債権回収 Services

債権回収の必要性

 相手が予定の期日を過ぎても入金してくれない場合,それを放置し続けることは大きなリスクを伴います。

 まず,相手が代金を支払えないのが資金ショートであれば,倒産のリスクがあります。仮に破産開始申立等がなされれば,回収可能性は非常に低くなります。

 また,仮に相手が倒産しない場合でも,回収しないまま放置しておくと,「消滅時効」により請求ができなくなる可能性が出てきます。
 消滅時効は,概略すると代金支払請求権などの権利を一定期間(5年ないし10年)行使しない場合には,その権利行使ができなくなるという制度です(ただし,相手が債権の存在を承認するなどすれば,時効期間は一度リセットされたり,時効の完成が猶予されたりします)。
 なお,以前は,請求する権利の種類によっては,この消滅時効期間が非常に短く定められていましたが,近年の民法改正により,この制度は廃止されています。
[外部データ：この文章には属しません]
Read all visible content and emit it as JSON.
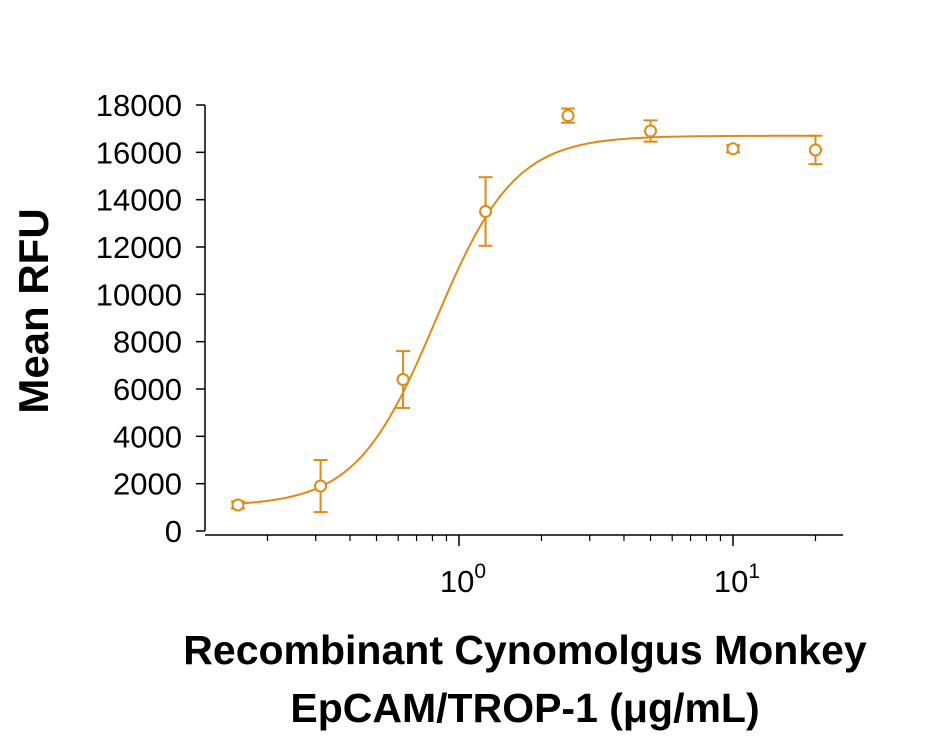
{
  "chart_data": {
    "type": "scatter",
    "ylabel": "Mean RFU",
    "xlabel_line1": "Recombinant Cynomolgus Monkey",
    "xlabel_line2": "EpCAM/TROP-1 (μg/mL)",
    "x_scale": "log",
    "xlim": [
      0.11,
      28
    ],
    "ylim": [
      0,
      18000
    ],
    "y_ticks": [
      0,
      2000,
      4000,
      6000,
      8000,
      10000,
      12000,
      14000,
      16000,
      18000
    ],
    "x_major_ticks": [
      {
        "value": 1,
        "base": "10",
        "exp": "0"
      },
      {
        "value": 10,
        "base": "10",
        "exp": "1"
      }
    ],
    "color": "#E08A14",
    "grid": false,
    "series": [
      {
        "x": [
          0.156,
          0.3125,
          0.625,
          1.25,
          2.5,
          5,
          10,
          20
        ],
        "y": [
          1100,
          1900,
          6400,
          13500,
          17550,
          16900,
          16150,
          16100
        ],
        "err": [
          150,
          1100,
          1200,
          1450,
          300,
          450,
          150,
          600
        ]
      }
    ],
    "fit_curve": {
      "model": "4PL",
      "bottom": 1050,
      "top": 16700,
      "ec50": 0.82,
      "hill": 3.0
    }
  }
}
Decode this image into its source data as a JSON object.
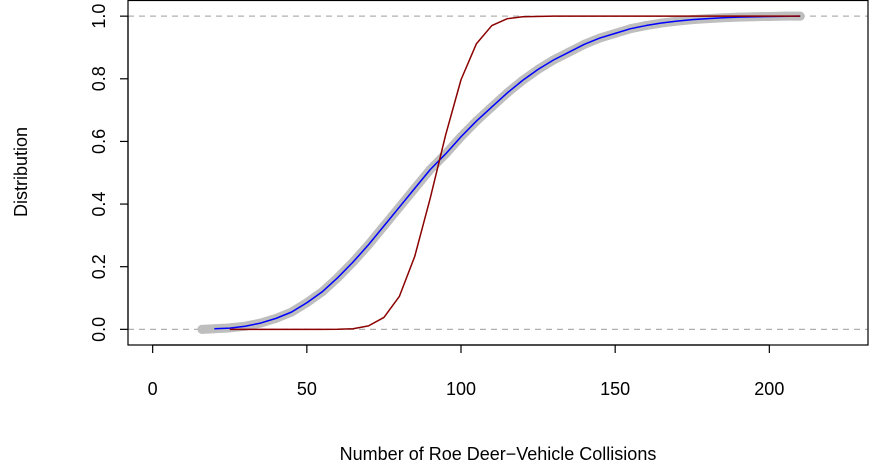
{
  "chart_data": {
    "type": "line",
    "xlabel": "Number of Roe Deer−Vehicle Collisions",
    "ylabel": "Distribution",
    "xlim": [
      -8,
      232
    ],
    "ylim": [
      -0.05,
      1.05
    ],
    "xticks": [
      0,
      50,
      100,
      150,
      200
    ],
    "yticks": [
      {
        "value": 0,
        "label": "0.0"
      },
      0.2,
      0.4,
      0.6,
      0.8,
      {
        "value": 1,
        "label": "1.0"
      }
    ],
    "hlines": [
      0,
      1
    ],
    "hline_color": "#b0b0b0",
    "series": [
      {
        "color": "#bebebe",
        "marker": true,
        "x": [
          16,
          20,
          22,
          24,
          30,
          35,
          40,
          45,
          50,
          55,
          60,
          65,
          70,
          75,
          80,
          85,
          90,
          95,
          100,
          105,
          110,
          115,
          120,
          125,
          130,
          135,
          140,
          145,
          150,
          155,
          160,
          165,
          170,
          175,
          180,
          185,
          190,
          195,
          198,
          200,
          205,
          208,
          210
        ],
        "values": [
          0.0,
          0.002,
          0.003,
          0.004,
          0.01,
          0.02,
          0.035,
          0.055,
          0.085,
          0.12,
          0.165,
          0.215,
          0.27,
          0.33,
          0.39,
          0.45,
          0.51,
          0.56,
          0.615,
          0.665,
          0.71,
          0.755,
          0.795,
          0.83,
          0.86,
          0.885,
          0.91,
          0.93,
          0.945,
          0.96,
          0.97,
          0.978,
          0.984,
          0.989,
          0.992,
          0.995,
          0.997,
          0.998,
          0.999,
          0.999,
          1.0,
          1.0,
          1.0
        ]
      },
      {
        "color": "#0000ff",
        "x": [
          20,
          25,
          30,
          35,
          40,
          45,
          50,
          55,
          60,
          65,
          70,
          75,
          80,
          85,
          90,
          95,
          100,
          105,
          110,
          115,
          120,
          125,
          130,
          135,
          140,
          145,
          150,
          155,
          160,
          165,
          170,
          175,
          180,
          185,
          190,
          200,
          210
        ],
        "values": [
          0.002,
          0.004,
          0.01,
          0.02,
          0.035,
          0.055,
          0.085,
          0.12,
          0.165,
          0.215,
          0.27,
          0.33,
          0.39,
          0.45,
          0.51,
          0.56,
          0.615,
          0.665,
          0.71,
          0.755,
          0.795,
          0.83,
          0.86,
          0.885,
          0.91,
          0.93,
          0.945,
          0.96,
          0.97,
          0.978,
          0.984,
          0.989,
          0.992,
          0.995,
          0.997,
          0.999,
          1.0
        ]
      },
      {
        "color": "#8b0000",
        "x": [
          25,
          40,
          55,
          60,
          65,
          70,
          75,
          80,
          85,
          90,
          95,
          100,
          105,
          110,
          115,
          120,
          130,
          150,
          210
        ],
        "values": [
          0.0,
          0.0,
          0.0,
          0.0004,
          0.002,
          0.011,
          0.038,
          0.105,
          0.233,
          0.418,
          0.62,
          0.797,
          0.912,
          0.97,
          0.992,
          0.998,
          1.0,
          1.0,
          1.0
        ]
      }
    ]
  }
}
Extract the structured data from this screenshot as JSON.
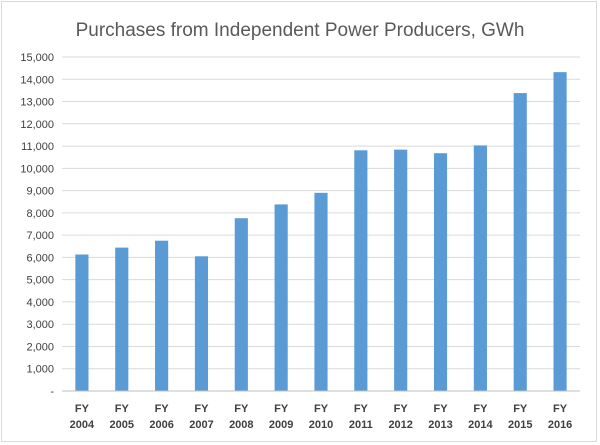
{
  "chart_data": {
    "type": "bar",
    "title": "Purchases from Independent Power Producers, GWh",
    "categories": [
      [
        "FY",
        "2004"
      ],
      [
        "FY",
        "2005"
      ],
      [
        "FY",
        "2006"
      ],
      [
        "FY",
        "2007"
      ],
      [
        "FY",
        "2008"
      ],
      [
        "FY",
        "2009"
      ],
      [
        "FY",
        "2010"
      ],
      [
        "FY",
        "2011"
      ],
      [
        "FY",
        "2012"
      ],
      [
        "FY",
        "2013"
      ],
      [
        "FY",
        "2014"
      ],
      [
        "FY",
        "2015"
      ],
      [
        "FY",
        "2016"
      ]
    ],
    "values": [
      6130,
      6440,
      6750,
      6050,
      7760,
      8380,
      8900,
      10810,
      10840,
      10680,
      11030,
      13380,
      14320
    ],
    "ylim": [
      0,
      15000
    ],
    "yticks": [
      "-",
      "1,000",
      "2,000",
      "3,000",
      "4,000",
      "5,000",
      "6,000",
      "7,000",
      "8,000",
      "9,000",
      "10,000",
      "11,000",
      "12,000",
      "13,000",
      "14,000",
      "15,000"
    ],
    "grid": true,
    "legend": "none",
    "colors": {
      "bar": "#5b9bd5",
      "grid": "#d9d9d9",
      "title": "#595959",
      "text": "#404040"
    }
  }
}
 このように,債権を未回収で放置することはそれ自体がリスクを伴う行為です。そのために,早期に債権を回収する必要性があるのです。

 

債権回収のプロセス

 当事務所で考える債権回収のプロセスは,以下の5段階です。

  ①催促 → ②交渉 → ③合意 → ④法的手続 → ⑤回収

 以下,各段階について簡単に解説します。
 なお,実際に回収できるかどうかは様々な要素(事実関係,証拠の状況,相手の資力などによる)に応じてケースバイケースですので,詳しくはご相談ください。

 

 ①催促

 通知を送付するなどして,相手に任意の支払いを促す段階です。

 

 ②交渉

 相手と直接面談し,支払遅延の理由,相手の資力状況などを聞き出したり,若干の譲歩の下に現実的な回収可能性を模索する段階です。 単なる「取り立て」に留まらず,「パイを広げる」交渉によってwin-winの結果に結びつけるのが理想です。

 

 ③合意

 交渉がまとまったら,その内容をまとめた合意書を作成します。 これは,万一の相手方不履行(=法的手続に進みます)に備える意味と,こちら側の譲歩の範囲を明確にする意味があります 。

 

 ④法的手続

 交渉がまとまらない場合,あるいは合意に反して相手が支払いを行わない場合には,民事訴訟などの法的手続を利用して,強制的に相手に支払いを求めていくことになります。
 また,相手の従前の対応の中に,業法違反・下請法違反(例:下請けに対する不当減額要求など)などがあれば,行政の手続を申立て,その中で話し合いをするという方法もあります。
 なお,民事訴訟で勝訴しても,相手がなお支払いをしなければ,強制執行の手続により相手の財産(預金・売掛金や動産・不動産など)を差し押さえて取り立てたり,競売等によって回収を目指していくことになります。

 

弁護士へのご依頼のメリット

 以上のような債権回収の各段階において,弁護士に依頼するメリットは以下のようなものです。

 

 ①催促段階

 催促段階においては,弁護士が代理人として弁護士名で催促の通知(内容証明郵便等の送付など)を行うことにより相手が任意で支払ってくれる可能性が高まります。とりあえず,この通知だけに限定して弁護士に依頼する,というのもコストを考えれば一つの方法です。

 

 ②交渉段階

 交渉段階においては,弁護士が代理人として交渉を行うことにより,当事者自身による交渉に比べ,法的手続の見通しを踏まえた柔軟な解決が可能となります。

 

 ③合意段階

 合意段階では,弁護士が法的リスクを分析した上で合意書を作成しますので,譲歩範囲の明確化,履行確保のための条項の設定など,リスクが低く回収可能性の高い合意書獲得につながります。

 

 ④法的手続段階

 法的手続段階では,弁護士が代理人として訴訟・強制執行などの手続を遂行します。自分で訴訟等の対応をしていく場合に比べて,ビジネスに注力することが可能になります。